Prima milanese il 4 novembre, con repliche fino al 6 novembre, a Triennale Milano Teatro per i romagnoli Motus che sono, da trent’anni, tra i massimi protagonisti della ricerca internazionale. Sul palco portano il loro ultimo spettacolo, “Tutto Brucia”, ideato e diretto da Enrico Casagrande e Daniela Nicolò e con Silvia Calderoni, Stefania Tansini e R.Y.F. (Francesca Morello) per le musiche dal vivo.

I Motus mettono in scena "Tutto Brucia, dal 4 al 6 novembre, a Triennale Teatro Milano
Il momento del lavatoio in “Tutto Brucia” dei Motus. Lo spettacolo è ideato e diretto da Enrico Casagrande e Daniela Nicolò (Foto di Vladimir Bertozzi)

Il titolo del nuovo lavoro della formazione guidata da Enrico Casagrande e Daniela Nicolò evoca le parole di Cassandra nella riscrittura delle “Troiane” di Jean Paul Sartre. Si tratta di una frase che, già di per sé, mette a nudo la traiettoria di questo nuovo progetto Motus.

Da tempo infatti c’era nella compagnia il desiderio di continuare lo scavo, dopo il viaggio dentro l’Antigone, fra le più scomode figure femminili del tragico che ancora oggi riverberano. La ricerca, cominciata prima del lockdown, ha assunto inevitabilmente oggi, con il senno di poi, tutt’altra luce e urgenza.

Già, perché la pandemia e il disastro climatico incipiente segnano la fine di un’epoca e “Le Troiane” iniziano proprio con una fine. Tragedia anomala, senza conflitto e tessitura, o meglio il conflitto c’è stato, ma è già avvenuto.

Ilio è già stata distrutta. Le donne, ridotte a bottino di guerra, attendono la spartizione, di lì a poco partiranno per mare, schiave, verso territori stranieri. Non c’è trama né intreccio, solo un perpetuo evocare gli spettri del passato.

I Motus mettono in scena "Tutto Brucia, dal 4 al 6 novembre, a Triennale Teatro Milano
Un’immagine intensa di “Tutto Brucia” dei Motus, spettacolo con Silvia Calderoni, Stefania Tansini e R.Y.F. (Francesca Morello) per le musiche dal vivo (Foto di Vladimir Bertozzi)

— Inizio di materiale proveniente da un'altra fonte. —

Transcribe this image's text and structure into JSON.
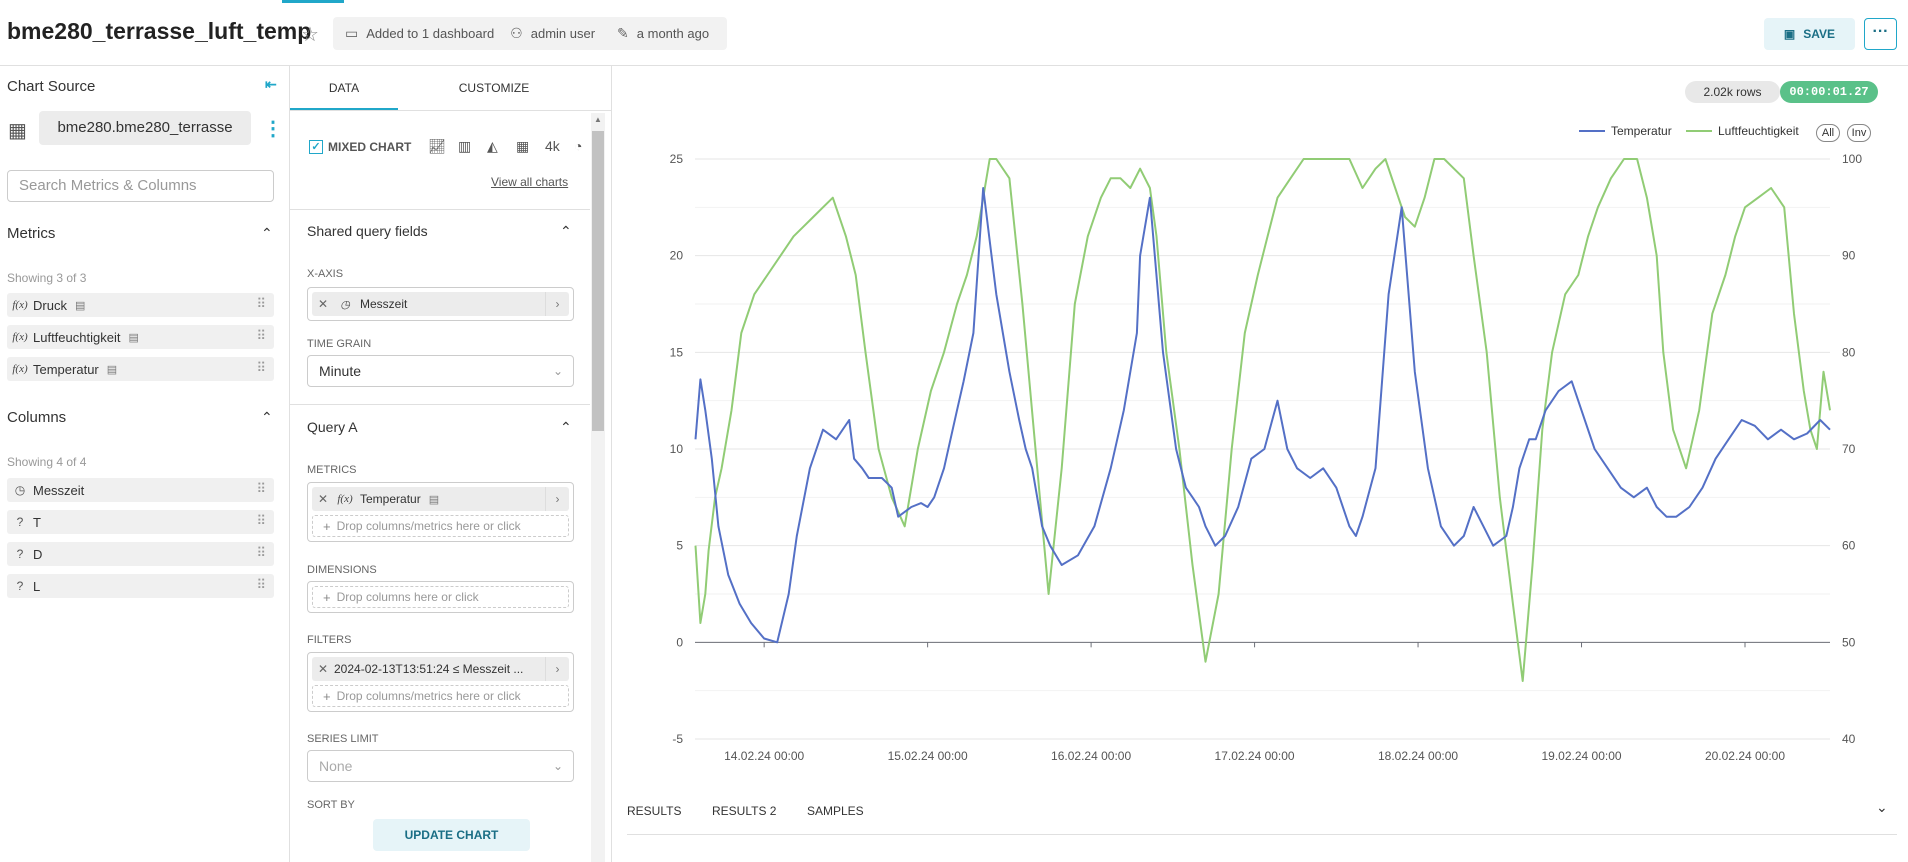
{
  "header": {
    "title": "bme280_terrasse_luft_temp",
    "dashboards": "Added to 1 dashboard",
    "owner": "admin user",
    "modified": "a month ago",
    "save_label": "SAVE",
    "more_label": "···"
  },
  "left": {
    "title": "Chart Source",
    "dataset": "bme280.bme280_terrasse",
    "search_placeholder": "Search Metrics & Columns",
    "metrics_title": "Metrics",
    "metrics_showing": "Showing 3 of 3",
    "metrics": [
      "Druck",
      "Luftfeuchtigkeit",
      "Temperatur"
    ],
    "metric_type": "f(x)",
    "columns_title": "Columns",
    "columns_showing": "Showing 4 of 4",
    "columns": [
      {
        "type": "clock-icon",
        "name": "Messzeit"
      },
      {
        "type": "?",
        "name": "T"
      },
      {
        "type": "?",
        "name": "D"
      },
      {
        "type": "?",
        "name": "L"
      }
    ]
  },
  "mid": {
    "tab_data": "DATA",
    "tab_customize": "CUSTOMIZE",
    "mixed_chart": "MIXED CHART",
    "big_number_icon": "4k",
    "view_all": "View all charts",
    "shared_title": "Shared query fields",
    "xaxis_label": "X-AXIS",
    "xaxis_value": "Messzeit",
    "timegrain_label": "TIME GRAIN",
    "timegrain_value": "Minute",
    "query_title": "Query A",
    "metrics_label": "METRICS",
    "metrics_value": "Temperatur",
    "drop_metrics": "Drop columns/metrics here or click",
    "dimensions_label": "DIMENSIONS",
    "drop_columns": "Drop columns here or click",
    "filters_label": "FILTERS",
    "filter_value": "2024-02-13T13:51:24 ≤ Messzeit ...",
    "drop_filters": "Drop columns/metrics here or click",
    "series_limit_label": "SERIES LIMIT",
    "series_limit_value": "None",
    "sort_by_label": "SORT BY",
    "update_label": "UPDATE CHART"
  },
  "chart_meta": {
    "rows": "2.02k rows",
    "time": "00:00:01.27",
    "legend_all": "All",
    "legend_inv": "Inv",
    "result_tabs": [
      "RESULTS",
      "RESULTS 2",
      "SAMPLES"
    ],
    "colors": {
      "temperatur": "#5470c6",
      "luft": "#91cc75"
    }
  },
  "chart_data": {
    "type": "line",
    "x_ticks": [
      "14.02.24 00:00",
      "15.02.24 00:00",
      "16.02.24 00:00",
      "17.02.24 00:00",
      "18.02.24 00:00",
      "19.02.24 00:00",
      "20.02.24 00:00"
    ],
    "y_left_ticks": [
      "25",
      "20",
      "15",
      "10",
      "5",
      "0",
      "-5"
    ],
    "y_right_ticks": [
      "100",
      "90",
      "80",
      "70",
      "60",
      "50",
      "40"
    ],
    "ylim_left": [
      -5,
      25
    ],
    "ylim_right": [
      40,
      100
    ],
    "xlim_days": [
      13.577,
      20.52
    ],
    "series": [
      {
        "name": "Temperatur",
        "axis": "left",
        "x": [
          13.58,
          13.61,
          13.64,
          13.68,
          13.72,
          13.78,
          13.85,
          13.92,
          14.0,
          14.08,
          14.15,
          14.2,
          14.28,
          14.36,
          14.44,
          14.52,
          14.55,
          14.6,
          14.64,
          14.72,
          14.78,
          14.82,
          14.9,
          14.96,
          15.0,
          15.04,
          15.1,
          15.18,
          15.22,
          15.28,
          15.34,
          15.42,
          15.5,
          15.56,
          15.6,
          15.64,
          15.67,
          15.7,
          15.75,
          15.82,
          15.92,
          16.02,
          16.12,
          16.2,
          16.28,
          16.3,
          16.36,
          16.44,
          16.52,
          16.58,
          16.62,
          16.66,
          16.7,
          16.76,
          16.82,
          16.9,
          16.98,
          17.06,
          17.14,
          17.2,
          17.26,
          17.34,
          17.42,
          17.5,
          17.58,
          17.62,
          17.66,
          17.74,
          17.82,
          17.9,
          17.98,
          18.06,
          18.14,
          18.22,
          18.28,
          18.34,
          18.4,
          18.46,
          18.54,
          18.58,
          18.62,
          18.68,
          18.72,
          18.78,
          18.86,
          18.94,
          19.0,
          19.08,
          19.16,
          19.24,
          19.32,
          19.4,
          19.46,
          19.52,
          19.58,
          19.66,
          19.74,
          19.82,
          19.9,
          19.98,
          20.06,
          20.14,
          20.22,
          20.3,
          20.38,
          20.46,
          20.52
        ],
        "values": [
          10.5,
          13.6,
          12.0,
          9.5,
          6.0,
          3.5,
          2.0,
          1.0,
          0.2,
          0.0,
          2.5,
          5.5,
          9.0,
          11.0,
          10.5,
          11.5,
          9.5,
          9.0,
          8.5,
          8.5,
          8.0,
          6.5,
          7.0,
          7.2,
          7.0,
          7.5,
          9.0,
          12.0,
          13.5,
          16.0,
          23.5,
          18.0,
          14.0,
          11.5,
          10.0,
          9.0,
          7.5,
          6.0,
          5.0,
          4.0,
          4.5,
          6.0,
          9.0,
          12.0,
          16.0,
          20.0,
          23.0,
          15.0,
          10.0,
          8.0,
          7.5,
          7.0,
          6.0,
          5.0,
          5.5,
          7.0,
          9.5,
          10.0,
          12.5,
          10.0,
          9.0,
          8.5,
          9.0,
          8.0,
          6.0,
          5.5,
          6.5,
          9.0,
          18.0,
          22.5,
          14.0,
          9.0,
          6.0,
          5.0,
          5.5,
          7.0,
          6.0,
          5.0,
          5.5,
          7.0,
          9.0,
          10.5,
          10.5,
          12.0,
          13.0,
          13.5,
          12.0,
          10.0,
          9.0,
          8.0,
          7.5,
          8.0,
          7.0,
          6.5,
          6.5,
          7.0,
          8.0,
          9.5,
          10.5,
          11.5,
          11.2,
          10.5,
          11.0,
          10.5,
          10.8,
          11.5,
          11.0
        ]
      },
      {
        "name": "Luftfeuchtigkeit",
        "axis": "right",
        "x": [
          13.58,
          13.61,
          13.64,
          13.66,
          13.7,
          13.74,
          13.8,
          13.86,
          13.94,
          14.02,
          14.1,
          14.18,
          14.24,
          14.3,
          14.36,
          14.42,
          14.5,
          14.56,
          14.62,
          14.7,
          14.78,
          14.86,
          14.94,
          15.02,
          15.1,
          15.18,
          15.24,
          15.3,
          15.34,
          15.38,
          15.42,
          15.5,
          15.58,
          15.66,
          15.74,
          15.82,
          15.9,
          15.98,
          16.06,
          16.12,
          16.18,
          16.24,
          16.3,
          16.36,
          16.4,
          16.46,
          16.54,
          16.62,
          16.7,
          16.78,
          16.86,
          16.94,
          17.02,
          17.08,
          17.14,
          17.22,
          17.3,
          17.38,
          17.46,
          17.52,
          17.58,
          17.66,
          17.74,
          17.8,
          17.86,
          17.92,
          17.98,
          18.04,
          18.1,
          18.16,
          18.22,
          18.28,
          18.34,
          18.42,
          18.5,
          18.58,
          18.64,
          18.7,
          18.76,
          18.82,
          18.9,
          18.98,
          19.04,
          19.1,
          19.18,
          19.26,
          19.34,
          19.4,
          19.46,
          19.5,
          19.56,
          19.64,
          19.72,
          19.8,
          19.88,
          19.94,
          20.0,
          20.08,
          20.16,
          20.24,
          20.3,
          20.36,
          20.4,
          20.44,
          20.48,
          20.52
        ],
        "values": [
          60.0,
          52.0,
          55.0,
          59.5,
          65.0,
          68.0,
          74.0,
          82.0,
          86.0,
          88.0,
          90.0,
          92.0,
          93.0,
          94.0,
          95.0,
          96.0,
          92.0,
          88.0,
          80.0,
          70.0,
          65.0,
          62.0,
          70.0,
          76.0,
          80.0,
          85.0,
          88.0,
          92.0,
          96.0,
          100.0,
          100.0,
          98.0,
          85.0,
          70.0,
          55.0,
          68.0,
          85.0,
          92.0,
          96.0,
          98.0,
          98.0,
          97.0,
          99.0,
          97.0,
          92.0,
          80.0,
          70.0,
          58.0,
          48.0,
          55.0,
          70.0,
          82.0,
          88.0,
          92.0,
          96.0,
          98.0,
          100.0,
          100.0,
          100.0,
          100.0,
          100.0,
          97.0,
          99.0,
          100.0,
          97.0,
          94.0,
          93.0,
          96.0,
          100.0,
          100.0,
          99.0,
          98.0,
          90.0,
          80.0,
          65.0,
          54.0,
          46.0,
          58.0,
          72.0,
          80.0,
          86.0,
          88.0,
          92.0,
          95.0,
          98.0,
          100.0,
          100.0,
          96.0,
          90.0,
          80.0,
          72.0,
          68.0,
          74.0,
          84.0,
          88.0,
          92.0,
          95.0,
          96.0,
          97.0,
          95.0,
          84.0,
          76.0,
          72.0,
          70.0,
          78.0,
          74.0
        ]
      }
    ]
  }
}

La parola di Ecuba è lamento, parola che seppellisce i morti; la parola di Cassandra rompe la stasi e dà fuoco al futuro. Al centro ci sono il dolore e lo strazio del lutto, che, fuori dalla sfera personalistica, aprono una questione fortemente politica: quali sono i corpi da piangere e quali no? Quali forme abbiamo a disposizione per esprimere il lutto, il dolore della perdita (o anche separazione dal proprio luogo d’origine, come avviene per le comunità diasporiche)?

Durante la pandemia, le cerimonie per i morti sono state sospese, e i corpi sono stati sepolti di nascosto, senza saluto, e lo stesso accade ogni giorno per i corpi migranti morti in mare, per i clandestini o per le prostitute giustiziate dal sistema della tratta: quali vite contano dunque? Cosa rende una vita degna di lutto?

Motus riparte da queste domande dense, urticanti per costruire “Tutto Brucia”, uno spettacolo “inevitabilmente oscuro, eppure colmo di abbacinante furore”.

I Motus mettono in scena "Tutto Brucia, dal 4 al 6 novembre, a Triennale Teatro Milano

“Tutto Brucia” dei Motus è in cartellone, dal 4 al 6 novembre, a Triennale Teatro Milano (Foto di Claudia Borgia)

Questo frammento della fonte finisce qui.